Houston fashion designer Natalie Harris, creative director of Damsel White Label, has followed the lead of fashion houses like Oscar De La Renta and Marchesa and infused bright florals into her beautiful wedding dresses—and her latest creation has deep Texas roots. One of Harris’s latest creations is a dress called the Wimberley, which features our favorite highway-side wildflower, the bluebonnet.
“There’s a huge trend toward the unconventional in [wedding dresses] that aligns with my design aesthetic. I think florals are both elegant and highly unexpected on a bridal gown, and that’s an appeal that will only become increasingly popular,” Harris says. “Not every bride is bold enough for a bluebonnet print, but all those years in bridal retail showed me that so many brides were very willing to push the envelope.”
Damsel White Label is known for its funky, free-spirited style, applying a slew of unexpected prints, textures, bright colors and intricate details to romantic, feminine shapes. “I like to describe it as Gwen Stefani meets Grace Kelly,” Harris says.
In designing the Wimberley dress, Harris says she initially tried to avoid the Texas cliché, but eventually decided to lean in and utilize the state flower. “Wimberley came to me while I was challenging myself to design for a Texas country wedding,” Harris says. “I was arrogant for years and said that it wasn’t really ‘me,’ but that provided me with a newfound confidence to infuse my aesthetic into any style.”
To create the gown, Harris studied Texas’ sprawling Hill Country landscapes and drew the native plant into Adobe Illustrator to create the bottom portion of the wedding dress. “I knew I wanted the bodice to be traditional and for all the color at the hem to fade away into it, so the tulle overlay came in mind,” she says. “I drafted a V-neck to create a flattering chevron with gathered tulle.”

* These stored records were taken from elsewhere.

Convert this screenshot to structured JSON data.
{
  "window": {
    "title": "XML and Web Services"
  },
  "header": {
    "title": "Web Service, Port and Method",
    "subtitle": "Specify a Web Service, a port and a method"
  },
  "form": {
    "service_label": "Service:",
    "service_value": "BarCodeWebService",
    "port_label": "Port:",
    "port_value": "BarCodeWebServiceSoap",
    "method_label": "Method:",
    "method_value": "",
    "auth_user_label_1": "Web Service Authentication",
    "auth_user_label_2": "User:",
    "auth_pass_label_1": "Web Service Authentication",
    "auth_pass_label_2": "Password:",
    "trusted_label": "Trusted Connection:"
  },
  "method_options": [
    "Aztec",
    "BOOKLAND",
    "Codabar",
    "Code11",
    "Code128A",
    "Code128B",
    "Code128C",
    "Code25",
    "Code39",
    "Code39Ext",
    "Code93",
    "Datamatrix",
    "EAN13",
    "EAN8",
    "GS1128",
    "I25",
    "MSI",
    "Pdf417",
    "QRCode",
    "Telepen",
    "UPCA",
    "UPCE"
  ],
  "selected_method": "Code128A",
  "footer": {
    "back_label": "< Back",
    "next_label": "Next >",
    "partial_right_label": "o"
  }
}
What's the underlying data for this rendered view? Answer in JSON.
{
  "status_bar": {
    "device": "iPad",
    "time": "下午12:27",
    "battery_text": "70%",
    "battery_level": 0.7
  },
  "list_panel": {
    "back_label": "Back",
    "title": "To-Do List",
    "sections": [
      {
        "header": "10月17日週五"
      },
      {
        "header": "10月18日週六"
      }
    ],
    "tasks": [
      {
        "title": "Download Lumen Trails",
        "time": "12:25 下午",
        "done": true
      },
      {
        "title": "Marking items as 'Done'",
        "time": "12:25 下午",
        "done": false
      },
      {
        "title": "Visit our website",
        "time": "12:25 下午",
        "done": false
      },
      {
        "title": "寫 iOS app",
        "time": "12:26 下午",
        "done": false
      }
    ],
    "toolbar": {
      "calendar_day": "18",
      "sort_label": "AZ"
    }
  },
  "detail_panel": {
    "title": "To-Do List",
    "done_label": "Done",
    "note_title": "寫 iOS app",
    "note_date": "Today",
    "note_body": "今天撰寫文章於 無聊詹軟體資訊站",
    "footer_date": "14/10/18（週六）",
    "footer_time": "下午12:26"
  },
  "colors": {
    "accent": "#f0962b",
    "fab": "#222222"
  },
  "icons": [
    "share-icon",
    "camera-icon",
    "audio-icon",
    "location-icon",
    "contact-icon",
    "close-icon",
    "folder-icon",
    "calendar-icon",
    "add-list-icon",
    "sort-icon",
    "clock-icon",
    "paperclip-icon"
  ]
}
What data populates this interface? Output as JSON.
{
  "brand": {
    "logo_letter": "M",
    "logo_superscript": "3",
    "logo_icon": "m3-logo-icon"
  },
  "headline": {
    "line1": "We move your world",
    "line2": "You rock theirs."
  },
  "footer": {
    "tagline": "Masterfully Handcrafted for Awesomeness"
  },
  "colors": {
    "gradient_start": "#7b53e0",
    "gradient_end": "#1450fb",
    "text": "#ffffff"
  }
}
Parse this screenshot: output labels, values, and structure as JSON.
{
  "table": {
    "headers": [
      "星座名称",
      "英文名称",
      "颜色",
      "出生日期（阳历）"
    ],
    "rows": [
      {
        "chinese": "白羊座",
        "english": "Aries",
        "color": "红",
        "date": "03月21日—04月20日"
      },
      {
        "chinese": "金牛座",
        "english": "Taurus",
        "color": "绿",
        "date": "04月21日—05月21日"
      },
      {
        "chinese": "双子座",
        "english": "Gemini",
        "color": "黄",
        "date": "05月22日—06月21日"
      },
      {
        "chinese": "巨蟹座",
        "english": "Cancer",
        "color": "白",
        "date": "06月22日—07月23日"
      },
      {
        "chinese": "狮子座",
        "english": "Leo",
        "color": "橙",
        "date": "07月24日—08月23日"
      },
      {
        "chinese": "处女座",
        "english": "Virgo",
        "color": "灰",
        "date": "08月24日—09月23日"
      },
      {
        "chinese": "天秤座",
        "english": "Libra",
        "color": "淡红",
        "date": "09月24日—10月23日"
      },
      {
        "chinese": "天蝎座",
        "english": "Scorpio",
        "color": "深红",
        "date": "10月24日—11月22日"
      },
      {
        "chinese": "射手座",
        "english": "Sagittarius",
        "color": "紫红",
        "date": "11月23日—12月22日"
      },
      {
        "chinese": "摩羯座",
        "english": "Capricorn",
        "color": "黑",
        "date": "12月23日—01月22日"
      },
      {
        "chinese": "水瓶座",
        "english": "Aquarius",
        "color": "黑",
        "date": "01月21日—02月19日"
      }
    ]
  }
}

In the months to come, Harris says she is working on ideas that include petticoats, Southwestern landscapes, sheer gowns and even more florals. “My goal is for wedding guests to say, ’Oh, that is so Jennifer, Stephanie, Heather, et cetera,’” she says. “This is the biggest fashion statement of a woman’s life, and women are way too diverse to be limited in their choices.”